Several summers ago my wife and I spent a week's vacation on the island of Korcula in Croatia. We had rented a room in a villa on the sea and most every morning I went down to the beach to sit in one of a pair of lounge chairs to have my morning coffee. Some mornings my wife joined me there and other mornings she slept in until later in the morning.
But Sonya was always there before I arrived, walking our shared alcove in bare feet and a printed summer dress, her thin legs stepping carefully across the stone beach as she searched for small treasures among the stones that she would gather up in one hand as she progressed across the beach: sea urchins slowly drying out in the low tide, bits of colored broken glass tumbled and polished in the surf and stones for untold years.

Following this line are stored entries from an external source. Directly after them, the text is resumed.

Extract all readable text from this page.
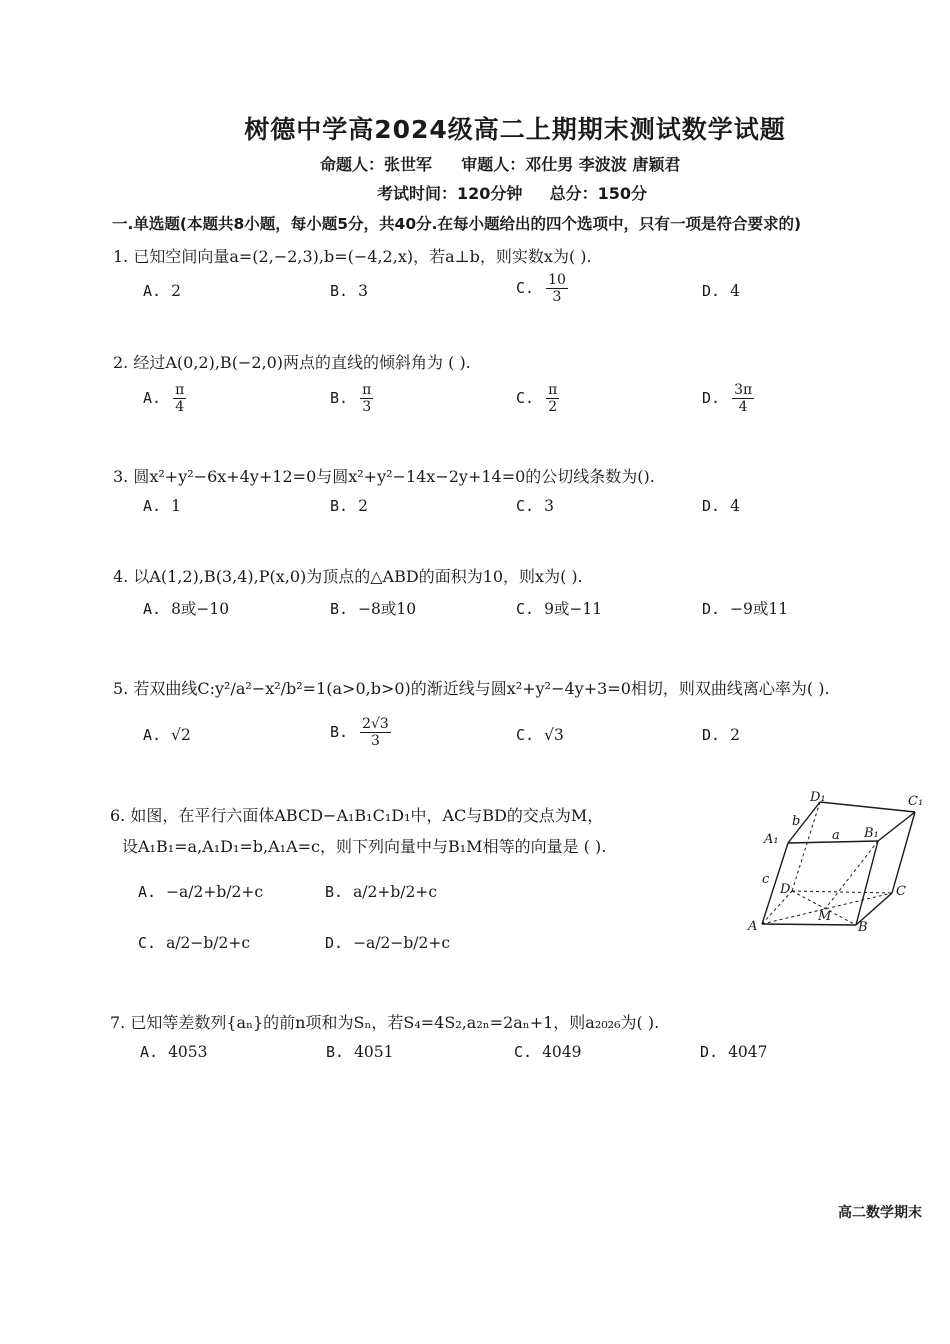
树德中学高2024级高二上期期末测试数学试题
命题人：张世军 审题人：邓仕男 李波波 唐颖君
考试时间：120分钟 总分：150分
一.单选题(本题共8小题，每小题5分，共40分.在每小题给出的四个选项中，只有一项是符合要求的)
1. 已知空间向量a=(2,−2,3),b=(−4,2,x)，若a⊥b，则实数x为( ).
A. 2	B. 3	C. $\frac{10}{3}$	D. 4
2. 经过A(0,2),B(−2,0)两点的直线的倾斜角为 ( ).
A. $\frac{\pi}{4}$	B. $\frac{\pi}{3}$	C. $\frac{\pi}{2}$	D. $\frac{3\pi}{4}$
3. 圆x²+y²−6x+4y+12=0与圆x²+y²−14x−2y+14=0的公切线条数为().
A. 1	B. 2	C. 3	D. 4
4. 以A(1,2),B(3,4),P(x,0)为顶点的△ABD的面积为10，则x为( ).
A. 8或−10	B. −8或10	C. 9或−11	D. −9或11
5. 若双曲线C:y²/a²−x²/b²=1(a>0,b>0)的渐近线与圆x²+y²−4y+3=0相切，则双曲线离心率为( ).
A. √2	B. $\frac{2√3}{3}$	C. √3	D. 2
6. 如图，在平行六面体ABCD−A₁B₁C₁D₁中，AC与BD的交点为M，
设A₁B₁=a,A₁D₁=b,A₁A=c，则下列向量中与B₁M相等的向量是 ( ).
A. −a/2+b/2+c	B. a/2+b/2+c
C. a/2−b/2+c	D. −a/2−b/2+c
D₁	C₁
A₁	B₁
b
a
c
D	C
A
M
B
7. 已知等差数列{aₙ}的前n项和为Sₙ，若S₄=4S₂,a₂ₙ=2aₙ+1，则a₂₀₂₆为( ).
A. 4053	B. 4051	C. 4049	D. 4047
高二数学期末
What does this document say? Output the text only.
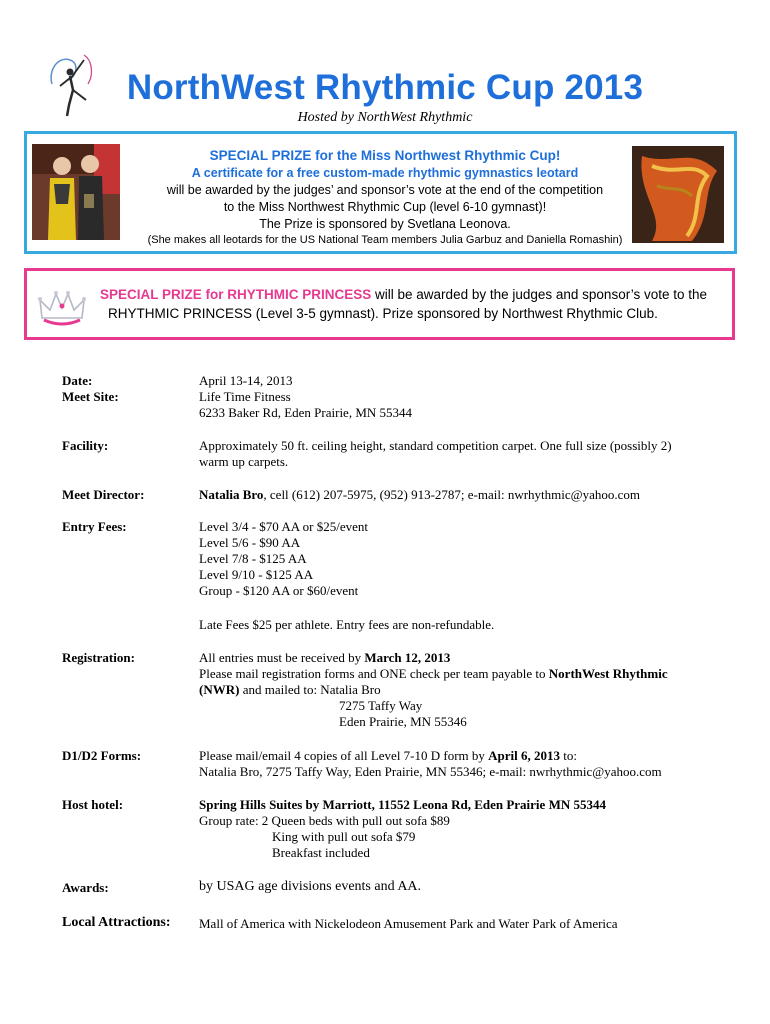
NorthWest Rhythmic Cup 2013
Hosted by NorthWest Rhythmic
SPECIAL PRIZE for the Miss Northwest Rhythmic Cup!
A certificate for a free custom-made rhythmic gymnastics leotard
will be awarded by the judges’ and sponsor’s vote at the end of the competition
to the Miss Northwest Rhythmic Cup (level 6-10 gymnast)!
The Prize is sponsored by Svetlana Leonova.
(She makes all leotards for the US National Team members Julia Garbuz and Daniella Romashin)
SPECIAL PRIZE for RHYTHMIC PRINCESS will be awarded by the judges and sponsor’s vote to the
RHYTHMIC PRINCESS (Level 3-5 gymnast). Prize sponsored by Northwest Rhythmic Club.
Date:	April 13-14, 2013
Meet Site:	Life Time Fitness
6233 Baker Rd, Eden Prairie, MN 55344
Facility:	Approximately 50 ft. ceiling height, standard competition carpet. One full size (possibly 2)
warm up carpets.
Meet Director:	Natalia Bro, cell (612) 207-5975, (952) 913-2787; e-mail: nwrhythmic@yahoo.com
Entry Fees:	Level 3/4 - $70 AA or $25/event
Level 5/6 - $90 AA
Level 7/8 - $125 AA
Level 9/10 - $125 AA
Group - $120 AA or $60/event
Late Fees $25 per athlete. Entry fees are non-refundable.
Registration:	All entries must be received by March 12, 2013
Please mail registration forms and ONE check per team payable to NorthWest Rhythmic
(NWR) and mailed to: Natalia Bro
7275 Taffy Way
Eden Prairie, MN 55346
D1/D2 Forms:	Please mail/email 4 copies of all Level 7-10 D form by April 6, 2013 to:
Natalia Bro, 7275 Taffy Way, Eden Prairie, MN 55346; e-mail: nwrhythmic@yahoo.com
Host hotel:	Spring Hills Suites by Marriott, 11552 Leona Rd, Eden Prairie MN 55344
Group rate: 2 Queen beds with pull out sofa $89
King with pull out sofa $79
Breakfast included
Awards:	by USAG age divisions events and AA.
Local Attractions: Mall of America with Nickelodeon Amusement Park and Water Park of America
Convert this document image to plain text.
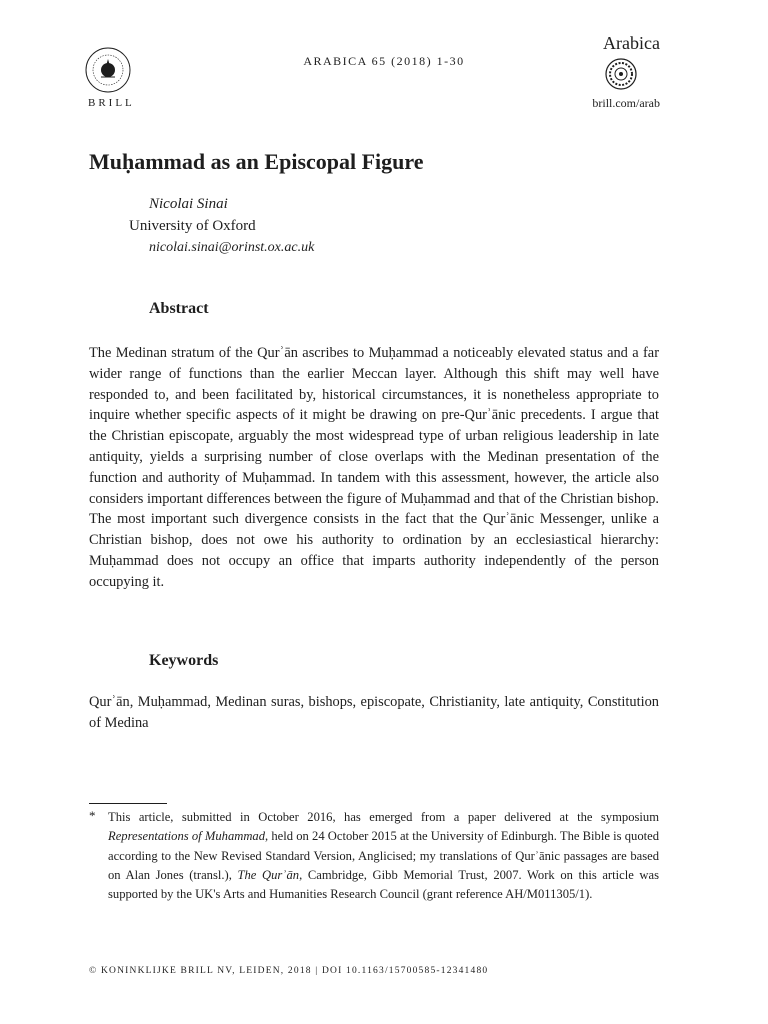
BRILL
ARABICA 65 (2018) 1-30
Arabica
brill.com/arab
Muḥammad as an Episcopal Figure
Nicolai Sinai
University of Oxford
nicolai.sinai@orinst.ox.ac.uk
Abstract

The Medinan stratum of the Qurʾān ascribes to Muḥammad a noticeably elevated status and a far wider range of functions than the earlier Meccan layer. Although this shift may well have responded to, and been facilitated by, historical circumstances, it is nonetheless appropriate to inquire whether specific aspects of it might be drawing on pre-Qurʾānic precedents. I argue that the Christian episcopate, arguably the most widespread type of urban religious leadership in late antiquity, yields a surprising number of close overlaps with the Medinan presentation of the function and authority of Muḥammad. In tandem with this assessment, however, the article also considers important differences between the figure of Muḥammad and that of the Christian bishop. The most important such divergence consists in the fact that the Qurʾānic Messenger, unlike a Christian bishop, does not owe his authority to ordination by an ecclesiastical hierarchy: Muḥammad does not occupy an office that imparts authority independently of the person occupying it.

Keywords

Qurʾān, Muḥammad, Medinan suras, bishops, episcopate, Christianity, late antiquity, Constitution of Medina

* This article, submitted in October 2016, has emerged from a paper delivered at the symposium Representations of Muhammad, held on 24 October 2015 at the University of Edinburgh. The Bible is quoted according to the New Revised Standard Version, Anglicised; my translations of Qurʾānic passages are based on Alan Jones (transl.), The Qurʾān, Cambridge, Gibb Memorial Trust, 2007. Work on this article was supported by the UK's Arts and Humanities Research Council (grant reference AH/M011305/1).

© KONINKLIJKE BRILL NV, LEIDEN, 2018 | DOI 10.1163/15700585-12341480
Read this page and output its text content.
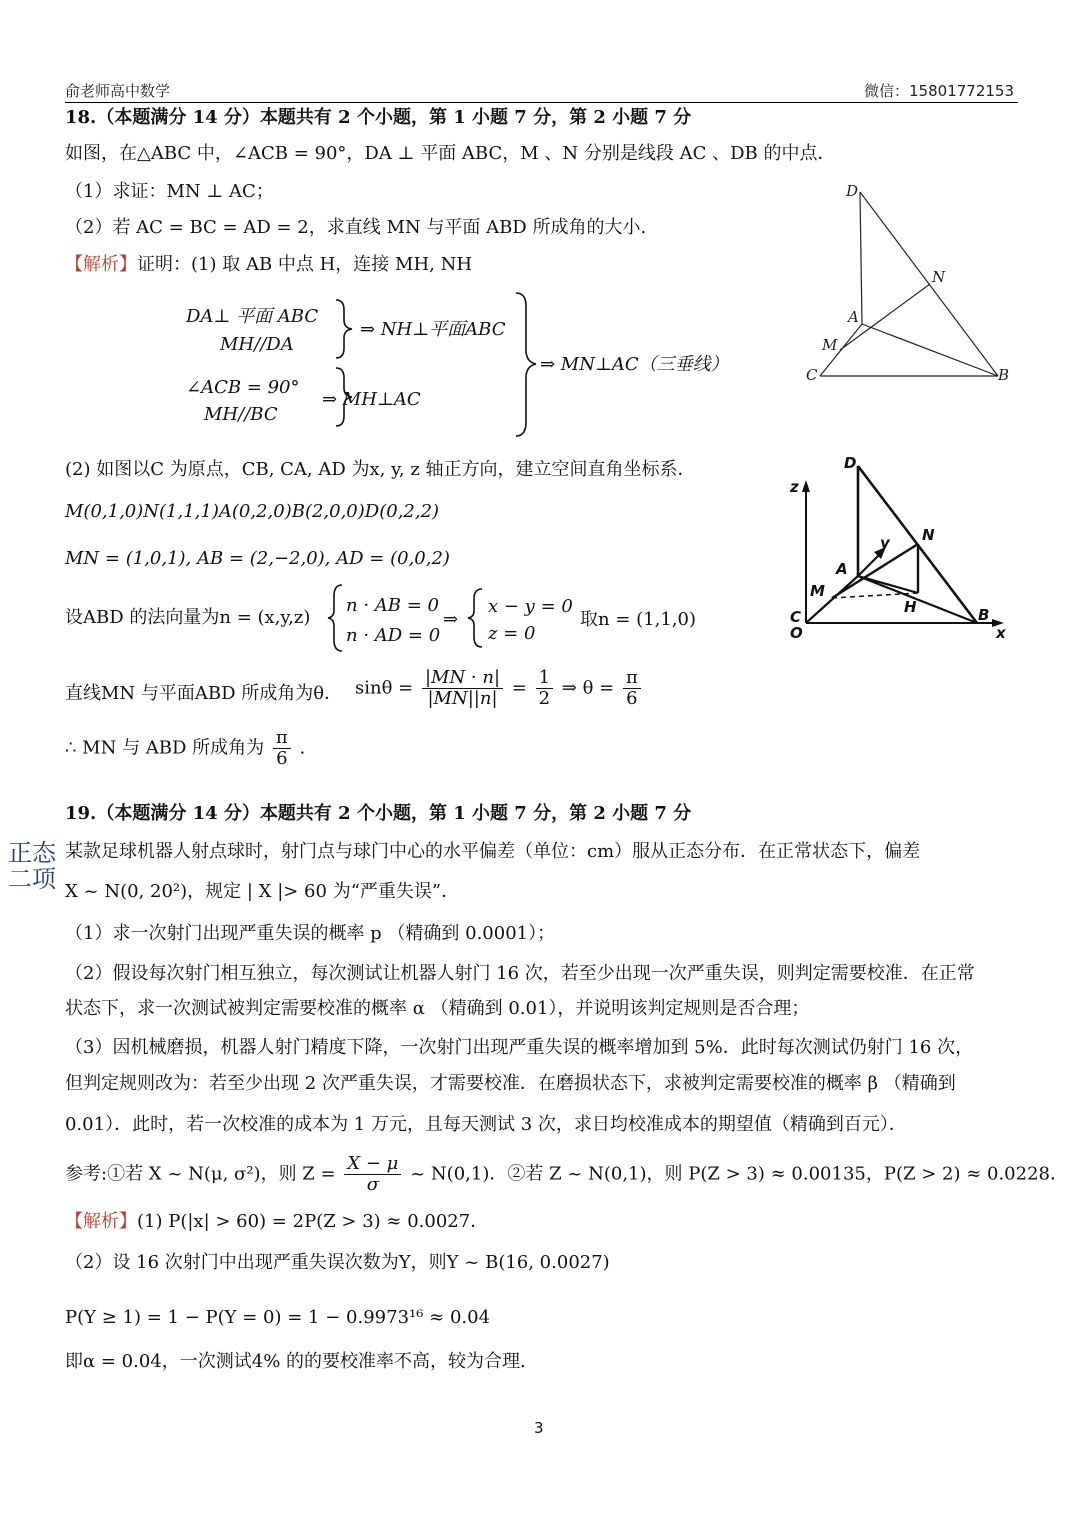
俞老师高中数学	微信：15801772153
18.（本题满分 14 分）本题共有 2 个小题，第 1 小题 7 分，第 2 小题 7 分
如图，在△ABC 中，∠ACB = 90°，DA ⊥ 平面 ABC，M 、N 分别是线段 AC 、DB 的中点．
（1）求证：MN ⊥ AC；
（2）若 AC = BC = AD = 2，求直线 MN 与平面 ABD 所成角的大小.
【解析】证明：(1) 取 AB 中点 H，连接 MH, NH
DA⊥ 平面 ABC
MH//DA
∠ACB = 90°
MH//BC
⇒ NH⊥平面ABC
⇒ MH⊥AC
⇒ MN⊥AC（三垂线）
D
N
A
M
C	B
(2) 如图以C 为原点，CB, CA, AD 为x, y, z 轴正方向，建立空间直角坐标系．
M(0,1,0)N(1,1,1)A(0,2,0)B(2,0,0)D(0,2,2)
MN = (1,0,1), AB = (2,−2,0), AD = (0,0,2)
设ABD 的法向量为n = (x,y,z)
n · AB = 0
n · AD = 0
⇒
x − y = 0
z = 0
取n = (1,1,0)
直线MN 与平面ABD 所成角为θ． $\sin\theta = \frac{|MN \cdot n|}{|MN||n|} = \frac{1}{2}$ ⇒ $\theta = \frac{\pi}{6}$
∴ MN 与 ABD 所成角为 $\frac{\pi}{6}$ .
D
z
y N
A
M
H
C
O
B
x
19.（本题满分 14 分）本题共有 2 个小题，第 1 小题 7 分，第 2 小题 7 分
正态二项
某款足球机器人射点球时，射门点与球门中心的水平偏差（单位：cm）服从正态分布．在正常状态下，偏差
X ~ N(0, 20²)，规定 | X |> 60 为“严重失误”．
（1）求一次射门出现严重失误的概率 p （精确到 0.0001）；
（2）假设每次射门相互独立，每次测试让机器人射门 16 次，若至少出现一次严重失误，则判定需要校准．在正常
状态下，求一次测试被判定需要校准的概率 α （精确到 0.01），并说明该判定规则是否合理；
（3）因机械磨损，机器人射门精度下降，一次射门出现严重失误的概率增加到 5%．此时每次测试仍射门 16 次，
但判定规则改为：若至少出现 2 次严重失误，才需要校准．在磨损状态下，求被判定需要校准的概率 β （精确到
0.01）．此时，若一次校准的成本为 1 万元，且每天测试 3 次，求日均校准成本的期望值（精确到百元）．
参考:①若 X ~ N(μ, σ²)，则 $Z = \frac{X - \mu}{\sigma}$ ~ N(0,1)．②若 Z ~ N(0,1)，则 P(Z > 3) ≈ 0.00135，P(Z > 2) ≈ 0.0228．
【解析】(1) P(|x| > 60) = 2P(Z > 3) ≈ 0.0027．
（2）设 16 次射门中出现严重失误次数为Y，则Y ~ B(16, 0.0027)
P(Y ≥ 1) = 1 − P(Y = 0) = 1 − 0.9973¹⁶ ≈ 0.04
即α = 0.04，一次测试4% 的的要校准率不高，较为合理.
3
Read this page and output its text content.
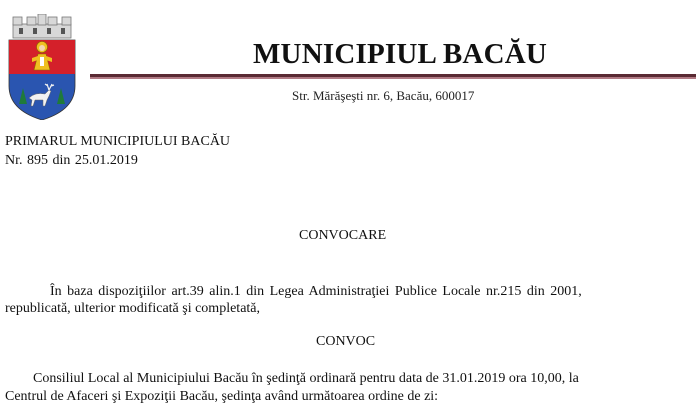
MUNICIPIUL BACĂU
Str. Mărăşeşti nr. 6, Bacău, 600017
PRIMARUL MUNICIPIULUI BACĂU
Nr. 895 din 25.01.2019
CONVOCARE
În baza dispoziţiilor art.39 alin.1 din Legea Administraţiei Publice Locale nr.215 din 2001,
republicată, ulterior modificată şi completată,
CONVOC
Consiliul Local al Municipiului Bacău în şedinţă ordinară pentru data de 31.01.2019 ora 10,00, la
Centrul de Afaceri şi Expoziţii Bacău, şedinţa având următoarea ordine de zi:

One morning as I finished up my coffee and put down my newspaper, eighteen-year-old Sonya approached me with a gift.
"It is maybe unpleasant, Robert, but I believe you will like it," she said in her best English. She held out her hand, and in her palm crawled a large snail with a beautiful multicolored shell atop it. "Do you want to hold it?" She pressed her hand toward mine without any chance for me to decline the offer.
"Well, yes, what a beauty it is!" I said as I took it onto my own palm.
"What antlers it has!" Sonya said, and then hesitated. "Antlers is right?"
"Yes, they can be called antlers," I said, "but I think a better word is tentacles."
"Ew - really? Tentacles? Like an octopus?" She shuddered a little at the thought.